Kleine mal ganz groß auf der Cebit 2009!
Auf der Cebit sind dieses Jahr die kleinen Mini Notebooks massiv aufgelaufen. Bei den Nutzern sind die kleinen Computer die großen Stars. Zahlreiche Hersteller wie Asus und MSI waren mit großen Ständen auf der Cebit vertreten und haben ihr Sortiment an Winzlingen vorgestellt. Das aber Sony Vaio nicht vertreten war, ist hingegen etwas verwunderlich.
Neben den aktuellen und neuen Modellen haben die Hersteller auch Studien vorgestellt, in welche Richtung sich die Netbooks entwickeln werden. Ganz groß war vor allem Asus vertreten, die vor eineinhalb Jahren mit dem ersten Eee-PC auf den Markt getreten sind. Hervorzuheben wären die beiden Modelle T91 und der 1008HA. Mit beiden Modellen haben wir uns jeweils genauer beschäftigt und auch Videobeiträge erstellt.

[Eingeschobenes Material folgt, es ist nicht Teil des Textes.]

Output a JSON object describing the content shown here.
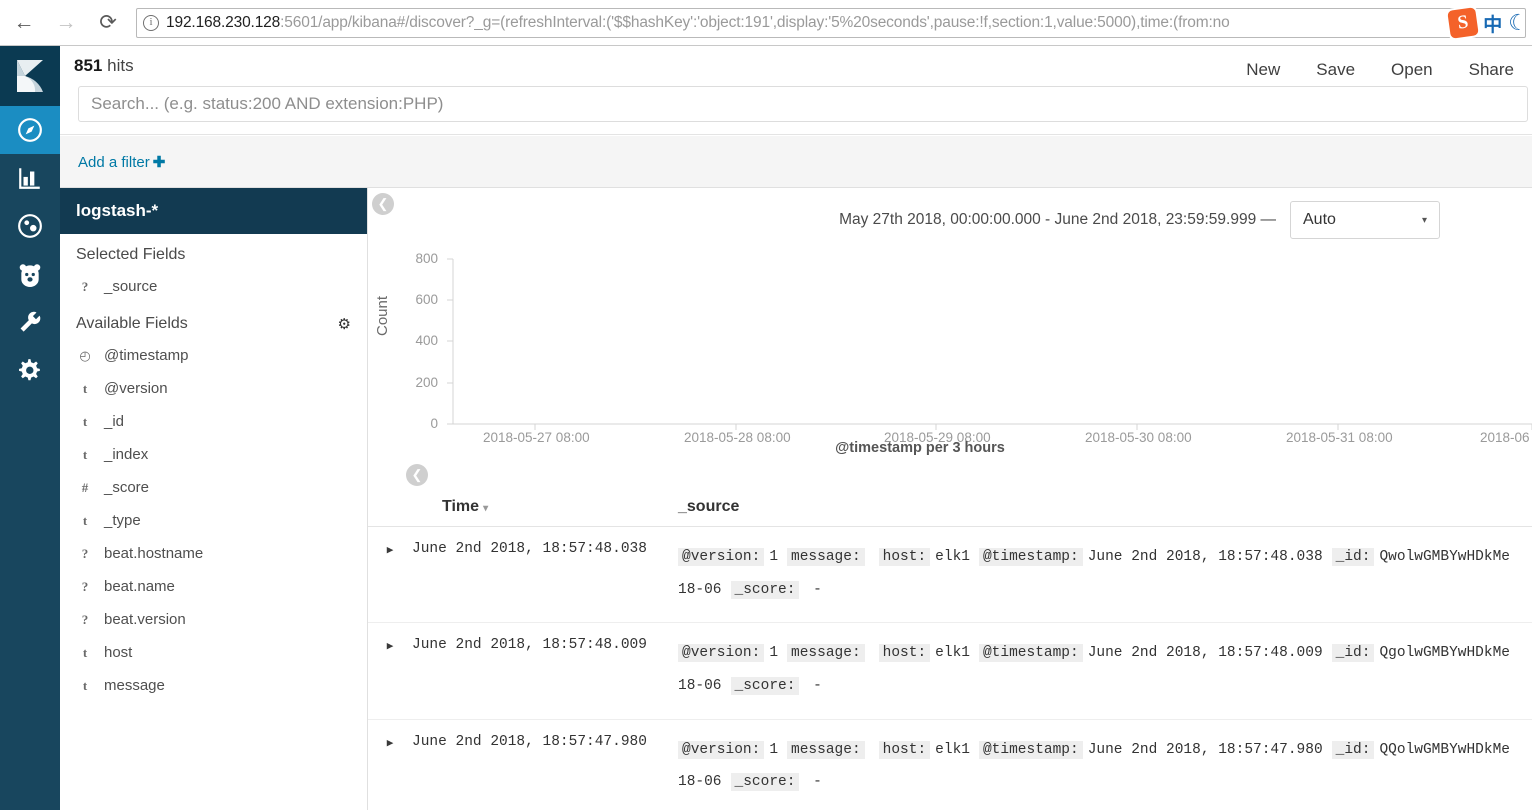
{
  "browser": {
    "back_icon": "arrow-left-icon",
    "forward_icon": "arrow-right-icon",
    "reload_icon": "reload-icon",
    "info_icon": "info-circle-icon",
    "url_host": "192.168.230.128",
    "url_rest": ":5601/app/kibana#/discover?_g=(refreshInterval:('$$hashKey':'object:191',display:'5%20seconds',pause:!f,section:1,value:5000),time:(from:no",
    "tray": {
      "sogou_label": "S",
      "ime_mode": "中",
      "moon_icon": "moon-icon"
    }
  },
  "global_nav": {
    "logo_name": "kibana-logo",
    "items": [
      {
        "name": "discover",
        "icon": "compass-icon",
        "active": true
      },
      {
        "name": "visualize",
        "icon": "bar-chart-icon",
        "active": false
      },
      {
        "name": "dashboard",
        "icon": "dashboard-globe-icon",
        "active": false
      },
      {
        "name": "timelion",
        "icon": "timelion-bear-icon",
        "active": false
      },
      {
        "name": "dev-tools",
        "icon": "wrench-icon",
        "active": false
      },
      {
        "name": "management",
        "icon": "gear-icon",
        "active": false
      }
    ]
  },
  "header": {
    "hits_count": "851",
    "hits_label": "hits",
    "search_placeholder": "Search... (e.g. status:200 AND extension:PHP)",
    "search_value": "",
    "menu": [
      "New",
      "Save",
      "Open",
      "Share"
    ]
  },
  "filter_bar": {
    "add_filter_label": "Add a filter",
    "plus": "✚"
  },
  "sidebar": {
    "index_pattern": "logstash-*",
    "selected_fields_label": "Selected Fields",
    "available_fields_label": "Available Fields",
    "settings_icon": "gear-icon",
    "selected_fields": [
      {
        "type": "?",
        "name": "_source"
      }
    ],
    "available_fields": [
      {
        "type": "◴",
        "name": "@timestamp"
      },
      {
        "type": "t",
        "name": "@version"
      },
      {
        "type": "t",
        "name": "_id"
      },
      {
        "type": "t",
        "name": "_index"
      },
      {
        "type": "#",
        "name": "_score"
      },
      {
        "type": "t",
        "name": "_type"
      },
      {
        "type": "?",
        "name": "beat.hostname"
      },
      {
        "type": "?",
        "name": "beat.name"
      },
      {
        "type": "?",
        "name": "beat.version"
      },
      {
        "type": "t",
        "name": "host"
      },
      {
        "type": "t",
        "name": "message"
      }
    ]
  },
  "main": {
    "collapse_icon": "chevron-left-circle-icon",
    "time_range": "May 27th 2018, 00:00:00.000 - June 2nd 2018, 23:59:59.999 —",
    "interval_value": "Auto",
    "interval_caret": "▾",
    "sort_toggle_icon": "chevron-up-circle-icon",
    "table_headers": {
      "time": "Time",
      "source": "_source"
    },
    "time_sort_caret": "▾"
  },
  "chart_data": {
    "type": "bar",
    "title": "",
    "xlabel": "@timestamp per 3 hours",
    "ylabel": "Count",
    "ylim": [
      0,
      800
    ],
    "yticks": [
      0,
      200,
      400,
      600,
      800
    ],
    "xticks": [
      "2018-05-27 08:00",
      "2018-05-28 08:00",
      "2018-05-29 08:00",
      "2018-05-30 08:00",
      "2018-05-31 08:00",
      "2018-06"
    ],
    "categories": [],
    "values": [],
    "grid": false,
    "legend": "none"
  },
  "documents": [
    {
      "time": "June 2nd 2018, 18:57:48.038",
      "expand_icon": "triangle-right-icon",
      "fields": [
        {
          "key": "@version:",
          "value": "1"
        },
        {
          "key": "message:",
          "value": ""
        },
        {
          "key": "host:",
          "value": "elk1"
        },
        {
          "key": "@timestamp:",
          "value": "June 2nd 2018, 18:57:48.038"
        },
        {
          "key": "_id:",
          "value": "QwolwGMBYwHDkMe"
        }
      ],
      "wrap_text": "18-06",
      "score_key": "_score:",
      "score_value": "-"
    },
    {
      "time": "June 2nd 2018, 18:57:48.009",
      "expand_icon": "triangle-right-icon",
      "fields": [
        {
          "key": "@version:",
          "value": "1"
        },
        {
          "key": "message:",
          "value": ""
        },
        {
          "key": "host:",
          "value": "elk1"
        },
        {
          "key": "@timestamp:",
          "value": "June 2nd 2018, 18:57:48.009"
        },
        {
          "key": "_id:",
          "value": "QgolwGMBYwHDkMe"
        }
      ],
      "wrap_text": "18-06",
      "score_key": "_score:",
      "score_value": "-"
    },
    {
      "time": "June 2nd 2018, 18:57:47.980",
      "expand_icon": "triangle-right-icon",
      "fields": [
        {
          "key": "@version:",
          "value": "1"
        },
        {
          "key": "message:",
          "value": ""
        },
        {
          "key": "host:",
          "value": "elk1"
        },
        {
          "key": "@timestamp:",
          "value": "June 2nd 2018, 18:57:47.980"
        },
        {
          "key": "_id:",
          "value": "QQolwGMBYwHDkMe"
        }
      ],
      "wrap_text": "18-06",
      "score_key": "_score:",
      "score_value": "-"
    }
  ],
  "colors": {
    "kibana_nav": "#18465e",
    "kibana_nav_dark": "#0b3a52",
    "active_nav": "#1b8dc2",
    "link": "#0079a5",
    "index_header": "#123a51"
  }
}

Der EeePC 1008HA ist nur 2,5 Zentimeter dick und wiegt ein knappes Kilogramm. Per Knopfdruck kann er einfach Daten mit einem Desktop-PC austauschen - ohne Internet-Verbindung oder Bluetooth. Der T91 hat hingegen ein drehbares Touchscreen-Display. Auf beide Netbooks gehen wir auch noch einmal in separaten Beiträgen ein.
MSI hat die beiden Netbooks X320 und X340 vorgestellt. Daneben auch noch die neuen Modelle der U-Serie. Auch hier werden wir in einem Extra-Beitrag näher eingehen. Der Konkurrent und dritte im Bunde, Acer, hat hingegen das Aspire D150 vorgestellt. Dieses Netbook ist das Erste in der Acer-Familie, welches ein 10 Zoll großes Display hat. Alle bisherigen Netbooks von Acer haben „nur“ ein 8,9 Zoll großes Display. Genaueres zu diesem Netbook werden wir in einem Extra-Beitrag preisgeben. Durch das größere Display wird die Akkulaufzeit jedoch auf 6 Stunden beschränkt.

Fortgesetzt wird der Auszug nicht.